将 $n$ 个连通块看作点, 那么这些点之间连 $n - 1$ 条边之后得出的连通图就是棵树, 对这棵树构造 Prufer 序列.

设 $n$ 个连通块的度数分别为 $d_i$, 则所有连通块度数之和为 $2n - 2$. 那么对于一组已经确定的 $d_i$, Prufer 序列的个数为

$\binom{n - 2}{d_1 - 1\; d_2 - 1\; \cdots\; d_n - 1}$

可列出式子

$\binom{n - 2}{d_1 - 1\; d_2 - 1\; \cdots\; d_n - 1} \prod_{i = 1} ^ n a_i ^ {d_i}$

式子最后的乘积就是考虑连通块内部对外连边的情况.

考虑用多项式定理去化简. 多项式定理即

$(x_1 + x_2 + \cdots + x_m) ^ n = \sum \binom{n}{n_1\ n_2\ \cdots\ n_m}\ x_1 ^ {n_1} x_2 ^ {n_2} \cdots x_m ^ {n_m}$

其中 $\sum\limits_{i = 1} ^ m n_i = n$, $0 \le n_i \le n$.
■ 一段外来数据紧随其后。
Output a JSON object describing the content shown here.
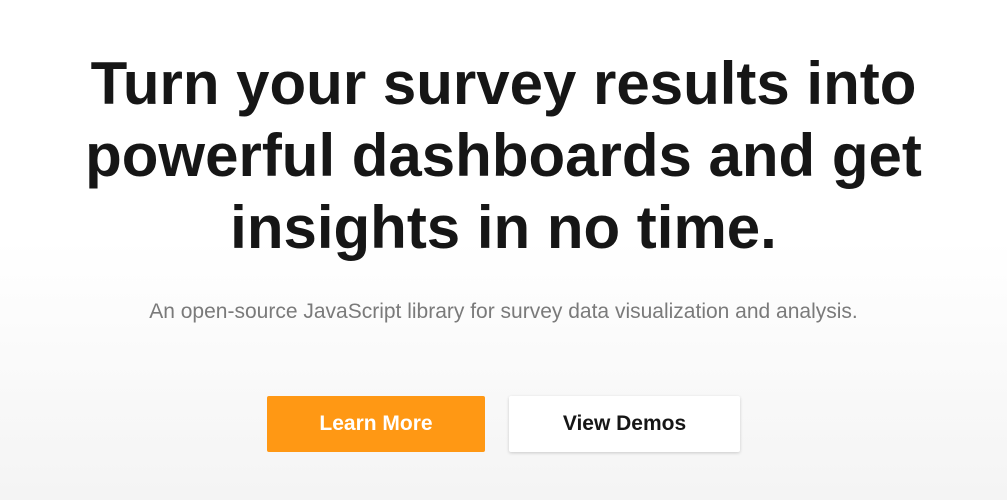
{
  "hero": {
    "title_lines": [
      "Turn your survey results into",
      "powerful dashboards and get",
      "insights in no time."
    ],
    "subtitle": "An open-source JavaScript library for survey data visualization and analysis."
  },
  "actions": {
    "primary_label": "Learn More",
    "secondary_label": "View Demos"
  },
  "colors": {
    "accent": "#ff9814",
    "heading": "#161616",
    "subtitle": "#7a7a7a",
    "background": "#ffffff"
  }
}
记 $c_i = d_i -1$. (此时的 $c_i$ 也可理解为第 $i$ 个点在 Prufer 序列中的出现次数). 那么有

$\binom{n - 2}{c_1\ c_2\ \cdots\ c_n} \prod_{i = 1} ^ n a_i ^ {c_i} \cdot \left(\prod_{i = 1} ^ n a_i\right)$

~~如果直接用 ci 的组合意义去考虑, 可以直接得到这个结果.~~

套多项式定理, 得

$(c_1 + c_2 + \cdots + c_n) ^ {n - 2} \prod_{i = 1} ^ n a_i$

最终答案为

$s ^ {n - 2} \prod_{i = 1} ^ n a_i$

解题思路

沿用上面的思路, ~~其实只是套用多项式定理化简前的思路~~. 那么答案可写作

$\sum_{T} \left( \prod_{i = 1} ^ n {d_i} ^ m \right) \left( \sum_{i = 1} ^ n {d_i} ^ m\right) = \binom{n - 2}{c_1\; c_2\; \cdots\; c_n} \sum_{i = 1} ^ n (c_i + 1) ^ m \cdot \prod_{i = 1} ^ n (c_i + 1) ^ m a_i ^ {c_i + 1}$

将组合数拆开, 并从最后的乘积中提出来一项, 得到

$\frac{(n - 2)!}{\prod\limits_{i = 1} ^ n (c_i!)} \sum_{i = 1} ^ n (c_i+ 1) ^ {2m} a_i ^ {c_i + 1} \prod_{j \neq i} (c_j + 1) ^ m a_j ^ {c_j+1}$

整理, 得

$(n - 2)! \prod_{i = 1} ^ n a_i \cdot \sum_{i = 1} ^ n \frac{1}{c_i!} (c_i + 1) ^ {2m} a_i ^ {c_i} \prod_{j \neq i} \frac{1}{c_j!} (c_j + 1) ^ m a_j ^ {c_j}$

设后半部分 OGF 为 $F(x)$, 那么答案为

$(n - 2)! \prod_{i = 1} ^ n a_i \cdot [x ^ {n - 2}]F(x)$

前半部分为常数, 直接计算即可. 现在的问题在于如何快速求 $F(x)$. 不妨设 $A(x)$, $B(x)$ 两个 EGF, 分别为

$A(x) = \sum_{k = 0} ^ \infty \frac{1}{k!} (k + 1) ^ {2m} x ^ k$ $B(x) = \sum_{k = 0} ^ \infty \frac{1}{k!} (k + 1) ^ m x ^ k$

此时的 $F(x)$ 可写作

$F(x) = \sum_{i = 1} ^ n \frac{A(a_i x)}{B(a_i x)} \prod_{j \neq i} B(a_j x)$

利用对数解决这个乘积. 得

$F(x) = \sum_{i = 1} ^ n \frac{A(a_i x)}{B(a_i x)} \exp \left( \sum_{j \neq i} \ln B(a_j x) \right)$

考虑到 $a_i$ 的影响, 这个好像不能直接做. 做一步转化, 在计算出 $\frac{A(x)}{B(x)}$ 及 $\ln B(x)$ 后, 对于第 $k$ 项系数乘 $\sum\limits_{i = 1} ^ n a_i ^ k$ 即可得出 $\sum\limits_{i = 1} ^ n \frac{A(a_i x)}{B(a_i x)}$ 和 $\sum\limits_{i = 1} ^ n \ln B(a_i x)$.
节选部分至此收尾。